Ravenna, visita medica salva il permesso di soggiorno a un migrante

RAVENNA - Gli era stato negato il permesso di soggiorno temporaneo perché non aveva dato prova della sua presenza sul territorio prima dell’8 marzo del 2020, data spartiacque per il cosiddetto “decreto emersione”. Una visita medica al pronto soccorso, però, è stata ritenuta sufficiente dal Tar per accogliere la sua domanda. Il decreto prevede la possibilità, da parte di un datore di lavoro, di chiedere il permesso di soggiorno della durata di sei mesi per un cittadino extracomunitario già presente sul territorio nazionale alla data spartiacque. Per sfruttare l’opportunità, però, si doveva dimostrare la presenza del migrante sul territorio nazionale nel periodo antecedente. Due le prove accettate: la rilevazione di impronte digitali prima di quella data oppure documenti provenienti da organismi pubblici, sempre antecedenti l’8 marzo. Proprio questa strada aveva scelto il datore di lavoro del migrante: era stato presentato un certificato diagnostico rilasciato dal pronto soccorso dell’ospedale di Pescara datato 17 luglio 2018 riguardante un esame effettuato dal lavoratore, recante timbro e firma. Mancava però un particolare che gli uffici della refettura avevano ritenuto fondamentale: il codice fiscale del medico che lo aveva visitato. Così il permesso di soggiorno temporaneo era stato negato al lavoratore. L’imprenditore si è però rivolto al Tar presentando la medesima documentazione e il tribunale bolognese ha dato ragione a lui.
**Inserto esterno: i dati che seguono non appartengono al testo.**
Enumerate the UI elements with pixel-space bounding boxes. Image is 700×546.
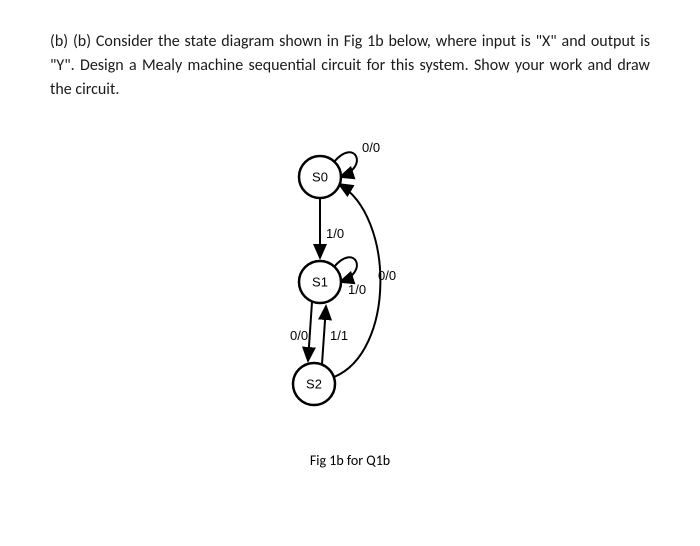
edge-s2-s1 [322, 306, 326, 364]
edge-label-s2-s1: 1/1 [330, 328, 348, 343]
edge-label-s0-s1: 1/0 [326, 226, 344, 241]
diagram-svg: 0/0 1/0 1/0 0/0 1/1 0/0 S0 S1 S2 [240, 122, 460, 442]
state-diagram: 0/0 1/0 1/0 0/0 1/1 0/0 S0 S1 S2 [240, 122, 460, 442]
edge-label-s0-self: 0/0 [362, 140, 380, 155]
edge-label-s1-s2: 0/0 [290, 328, 308, 343]
edge-s1-s2 [308, 302, 312, 361]
state-label-s2: S2 [306, 377, 322, 392]
question-text: (b) (b) Consider the state diagram shown… [50, 30, 650, 102]
edge-label-s1-self: 1/0 [348, 282, 366, 297]
edge-label-s2-s0: 0/0 [378, 268, 396, 283]
state-label-s0: S0 [312, 170, 328, 185]
figure-caption: Fig 1b for Q1b [50, 452, 650, 469]
state-label-s1: S1 [312, 275, 328, 290]
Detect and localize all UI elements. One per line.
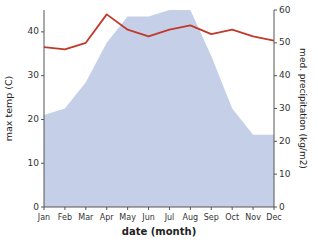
x-tick-label: May: [119, 213, 136, 222]
y-tick-label: 0: [33, 202, 39, 212]
x-tick: [64, 207, 65, 210]
chart: 0 10 20 30 40 0 10 20 30 40 50 60 Jan Feb Mar Apr May Jun…: [0, 0, 318, 243]
y2-tick: [274, 174, 277, 175]
x-tick-label: Aug: [183, 213, 199, 222]
y2-axis-title: med. precipitation (kg/m2): [298, 48, 308, 169]
y2-tick: [274, 141, 277, 142]
y2-tick: [274, 75, 277, 76]
y-tick-label: 30: [28, 70, 40, 80]
x-tick-label: Apr: [100, 213, 115, 222]
x-axis-title: date (month): [122, 226, 196, 237]
x-tick-label: Mar: [78, 213, 94, 222]
y-tick-label: 40: [28, 26, 40, 36]
x-tick: [127, 207, 128, 210]
y-tick: [41, 163, 44, 164]
y2-tick-label: 60: [279, 5, 291, 15]
y-tick: [41, 31, 44, 32]
x-tick: [148, 207, 149, 210]
x-tick-label: Nov: [245, 213, 261, 222]
x-tick-label: Dec: [266, 213, 281, 222]
x-axis-line: [44, 207, 274, 208]
x-tick: [190, 207, 191, 210]
y2-tick-label: 0: [279, 202, 285, 212]
x-tick-label: Sep: [204, 213, 219, 222]
x-tick-label: Feb: [58, 213, 72, 222]
x-tick: [106, 207, 107, 210]
y-axis-title: max temp (C): [3, 76, 14, 142]
y2-tick-label: 20: [279, 136, 291, 146]
y2-tick-label: 40: [279, 70, 291, 80]
x-tick: [232, 207, 233, 210]
y-tick-label: 10: [28, 158, 40, 168]
y-axis-line: [44, 10, 45, 207]
y-tick: [41, 75, 44, 76]
x-tick: [211, 207, 212, 210]
x-tick-label: Jul: [164, 213, 175, 222]
precipitation-area: [44, 10, 274, 207]
x-tick-label: Oct: [225, 213, 239, 222]
y2-tick: [274, 108, 277, 109]
y-tick: [41, 119, 44, 120]
x-tick: [85, 207, 86, 210]
y2-tick: [274, 10, 277, 11]
plot-area: [44, 10, 274, 207]
y2-tick-label: 50: [279, 37, 291, 47]
x-tick: [253, 207, 254, 210]
x-tick-label: Jun: [141, 213, 155, 222]
y-tick-label: 20: [28, 114, 40, 124]
temperature-line: [44, 14, 274, 49]
y2-tick-label: 10: [279, 169, 291, 179]
x-tick: [274, 207, 275, 210]
x-tick: [44, 207, 45, 210]
x-tick: [169, 207, 170, 210]
y2-tick-label: 30: [279, 103, 291, 113]
x-tick-label: Jan: [37, 213, 50, 222]
y2-tick: [274, 42, 277, 43]
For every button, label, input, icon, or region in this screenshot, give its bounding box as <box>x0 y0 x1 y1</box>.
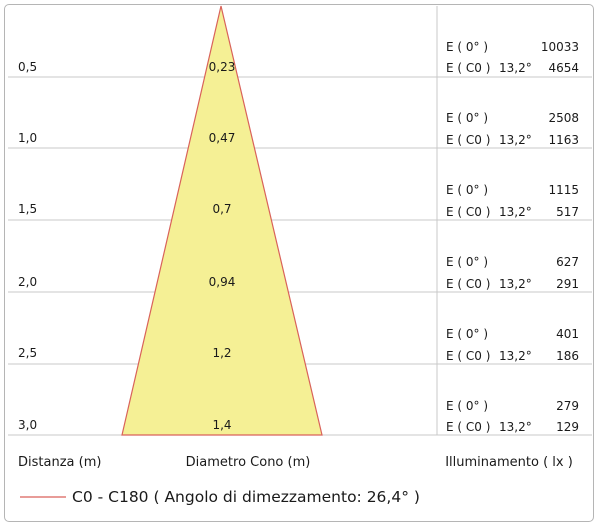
cone-diameter-label: 0,94 <box>209 275 236 289</box>
cone-diameter-label: 0,7 <box>212 202 231 216</box>
ec0-label: E ( C0 ) <box>446 277 490 291</box>
cone-diameter-label: 0,23 <box>209 60 236 74</box>
e0-label: E ( 0° ) <box>446 327 488 341</box>
cone-diameter-label: 0,47 <box>209 131 236 145</box>
ec0-label: E ( C0 ) <box>446 61 490 75</box>
half-angle-value: 13,2° <box>499 420 532 434</box>
distance-label: 0,5 <box>18 60 37 74</box>
half-angle-value: 13,2° <box>499 133 532 147</box>
half-angle-value: 13,2° <box>499 205 532 219</box>
cone-diameter-label: 1,4 <box>212 418 231 432</box>
e0-value: 1115 <box>548 183 579 197</box>
distance-column-header: Distanza (m) <box>18 455 101 470</box>
grid-lines <box>8 76 592 436</box>
e0-value: 2508 <box>548 111 579 125</box>
ec0-value: 291 <box>556 277 579 291</box>
e0-value: 401 <box>556 327 579 341</box>
e0-label: E ( 0° ) <box>446 399 488 413</box>
row-3-0: 3,0 1,4 E ( 0° ) 279 E ( C0 ) 13,2° 129 <box>18 399 579 434</box>
distance-label: 1,5 <box>18 202 37 216</box>
e0-value: 10033 <box>541 40 579 54</box>
illuminance-column-header: Illuminamento ( lx ) <box>445 455 573 470</box>
e0-label: E ( 0° ) <box>446 255 488 269</box>
row-1-0: 1,0 0,47 E ( 0° ) 2508 E ( C0 ) 13,2° 11… <box>18 111 579 147</box>
ec0-label: E ( C0 ) <box>446 205 490 219</box>
distance-label: 2,0 <box>18 275 37 289</box>
ec0-value: 517 <box>556 205 579 219</box>
e0-label: E ( 0° ) <box>446 183 488 197</box>
diagram-frame <box>4 4 594 522</box>
row-2-0: 2,0 0,94 E ( 0° ) 627 E ( C0 ) 13,2° 291 <box>18 255 579 291</box>
ec0-value: 4654 <box>548 61 579 75</box>
half-angle-value: 13,2° <box>499 349 532 363</box>
distance-label: 1,0 <box>18 131 37 145</box>
legend-label: C0 - C180 ( Angolo di dimezzamento: 26,4… <box>72 488 420 506</box>
row-0-5: 0,5 0,23 E ( 0° ) 10033 E ( C0 ) 13,2° 4… <box>18 40 579 75</box>
e0-label: E ( 0° ) <box>446 40 488 54</box>
ec0-label: E ( C0 ) <box>446 420 490 434</box>
ec0-value: 1163 <box>548 133 579 147</box>
row-2-5: 2,5 1,2 E ( 0° ) 401 E ( C0 ) 13,2° 186 <box>18 327 579 363</box>
e0-value: 627 <box>556 255 579 269</box>
ec0-label: E ( C0 ) <box>446 133 490 147</box>
e0-value: 279 <box>556 399 579 413</box>
e0-label: E ( 0° ) <box>446 111 488 125</box>
ec0-value: 186 <box>556 349 579 363</box>
distance-label: 3,0 <box>18 418 37 432</box>
cone-diameter-label: 1,2 <box>212 346 231 360</box>
row-1-5: 1,5 0,7 E ( 0° ) 1115 E ( C0 ) 13,2° 517 <box>18 183 579 219</box>
ec0-label: E ( C0 ) <box>446 349 490 363</box>
light-cone <box>121 5 323 436</box>
ec0-value: 129 <box>556 420 579 434</box>
half-angle-value: 13,2° <box>499 61 532 75</box>
distance-label: 2,5 <box>18 346 37 360</box>
half-angle-value: 13,2° <box>499 277 532 291</box>
diameter-column-header: Diametro Cono (m) <box>186 455 311 470</box>
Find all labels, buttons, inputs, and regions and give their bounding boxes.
Si legge nella sentenza, firmata dal presidente Andrea Migliozzi e datata 27 ottobre: «La norma richiede che la presenza nel territorio italiano sia attestata da documentazione proveniente da organismi pubblici o da privati esercenti funzioni o servizi pubblici». Un parere medico rientra quindi nella casistica. Aggiunge infatti il Tar, riferendosi al caso specifico: «Ne consegue che l’attestazione da parte dell’autorità sanitaria di visita presso un presidio medico costituisce piena prova della presenza in Italia anche al fine della procedura di emersione per cui è causa, risultando l’eccepita mancata indicazione del codice fiscale del medico specialista del Pronto Soccorso a motivazione dell’impugnato diniego del tutto pretestuosa». Giusto, quindi, concedere all’immigrato il permesso di soggiorno temporaneo. La prefettura si era costituita in giudizio ma senza presentare memorie difensive. Il Tar ha anche condannato l’ente statale a pagare le spese giudiziarie, pari a duemila euro.